At this point, the net response in the US Dollar has been one of weakness. After an initial flare of strength after the release of the headline number, at which point prices in DXY pushed-up to test the weekly high at 98.10, bears have come back to re-take control of the matter.
Federal Reserve Chair Jerome Powell said on Wednesday that factors dragging on inflation might be transitory and he saw no case for a rate move in either direction. But because the Bureau of Economic Analysis reported that gross domestic product grew at an annual rate of 3.2%, substantially above the projected 2.1%, U.S. assets have received considerable inflows due to relative economic strength at home and economic weakness in the rest of the world.

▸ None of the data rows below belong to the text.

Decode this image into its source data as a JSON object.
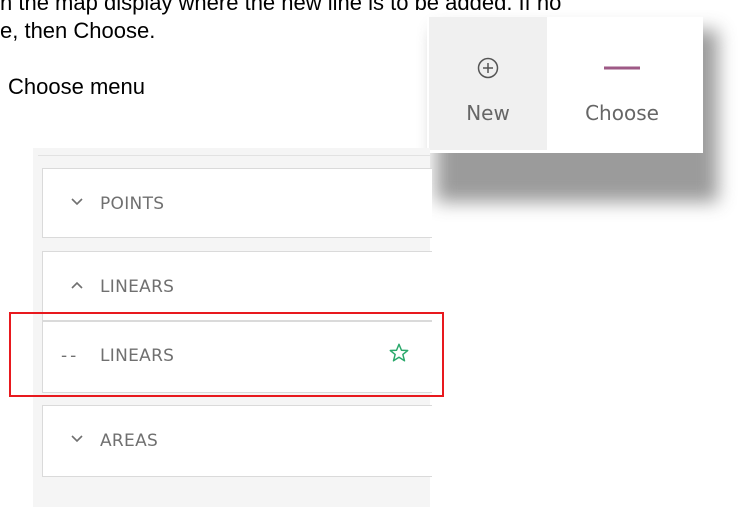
{
  "instructions": {
    "line1": "n the map display where the new line is to be added. If no",
    "line2": "e, then Choose.",
    "caption": "Choose menu"
  },
  "toolbar": {
    "new_label": "New",
    "new_icon": "plus-circle-icon",
    "choose_label": "Choose",
    "choose_icon": "line-icon",
    "choose_icon_color": "#9e5a86"
  },
  "panel": {
    "sections": [
      {
        "label": "POINTS",
        "state": "collapsed",
        "chevron": "chevron-down-icon"
      },
      {
        "label": "LINEARS",
        "state": "expanded",
        "chevron": "chevron-up-icon"
      },
      {
        "label": "AREAS",
        "state": "collapsed",
        "chevron": "chevron-down-icon"
      }
    ],
    "linears_items": [
      {
        "prefix": "--",
        "label": "LINEARS",
        "favorite_icon": "star-outline-icon",
        "favorite_color": "#2aa86b"
      }
    ]
  },
  "highlight": {
    "color": "#e8191e",
    "target": "LINEARS item"
  }
}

So fundamentally the US dollar should continue to rise. From a technical standpoint, lets to go the charts to see why price might head next.
Monthly Chart (Curve Timeframe) – Monthly demand is at $101.50 and monthly supply is at $90.00.
Weekly Chart (Trend Timeframe) – the trend is up, but price ran into the weekly supply at $97.50 and is pulling back.
Daily Chart (Entry) – the chart suggests price is heading to $101.25.
This post is my personal opinion. I’m not a financial advisor, this isn’t financial advise. Do your own research before making investment decisions.